Есть и третий «экзаменационный» путь, связанный с выполнением серьёзных проблемных заданий, требующих не только знаний, но и умений применить их практически, причём нестандартно, творчески. Кстати, подобные испытания в отечественной практике – не новость. Они хорошо известны, например, в коммунарской методике (речь идёт о защите фантастических проектов, развитии оригинальных прогностических идей).
Наиболее актуальными, целевыми задачами в современных педагогических системах считаются две: 1) умение ориентироваться в новых условиях; 2) умение находить творческие, нестандартные решения любых учебных и жизненных проблем. Этим задачам соответствуют экзамены творческого эвристического характера, требующие интеграции полученных знаний, их практической адаптации к потребностям повседневной жизни и производственной деятельности. Только при таком подходе экзамен обретает смысл и превращается из изнурительной, а главное бессмысленной процедуры в урок мужества, человеческого достоинства, взрослой ответственности за себя и свои возможности не только сориентироваться в мире, но и изменить, улучшить его и себя.
ЛИТЕРАТУРА
1. Бодина Е. Экзамены вчера и сегодня… А завтра? // Воспитание школьников. 2001. № 5. С. 13-19.

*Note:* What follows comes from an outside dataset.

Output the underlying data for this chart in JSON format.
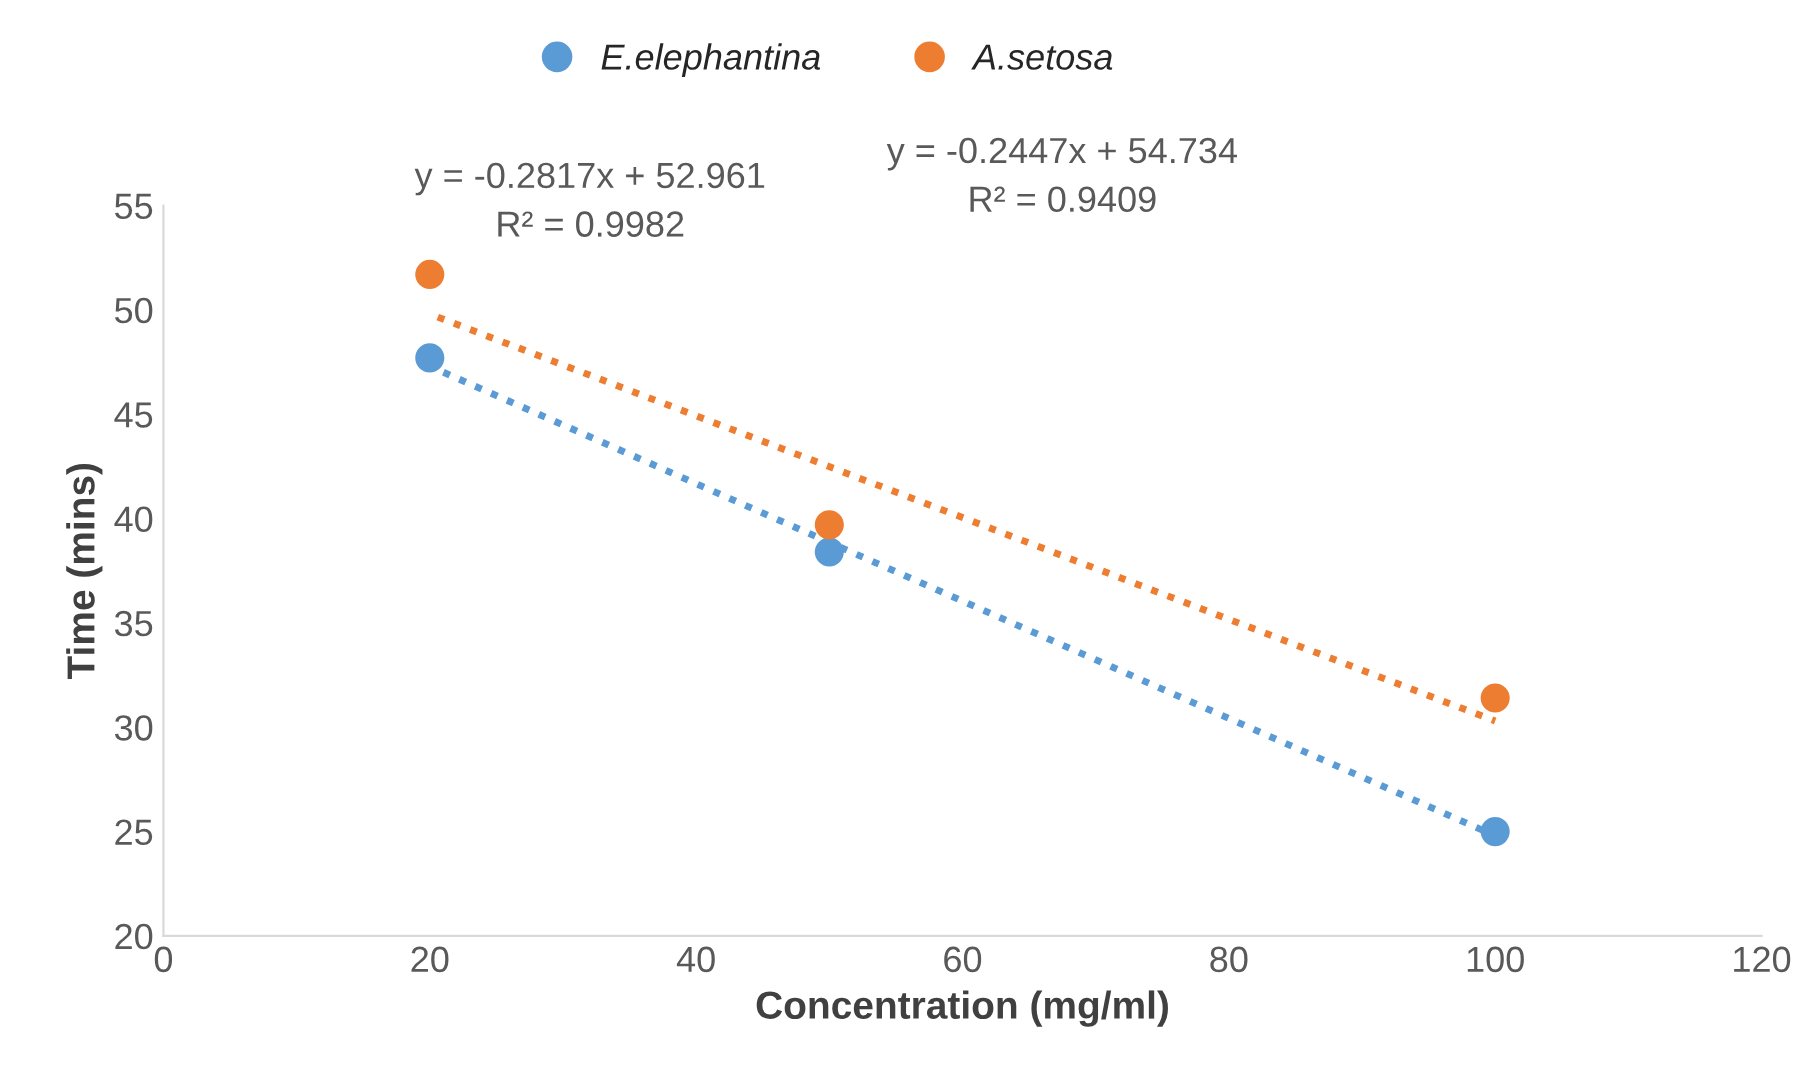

2. Виннтук Л. Люди, нравы и обычаи Древней Греции и Рима. М., 1988.
3. Идеи эстетического воспитания:: В 2 т. М., 1973.
4. Рабле Ф. Гаргантюа и Пантагрюэль. М., 1981.
5. Сказки и легенды маори. М., 1981.
6. Соколов П. История педагогических систем. Петроград, 1916.
7. Шюре Э. Великие посвящённые. Калуга, 1914.
8. Ямвлих Халкидский. Жизнь Пифагора. М., 1997.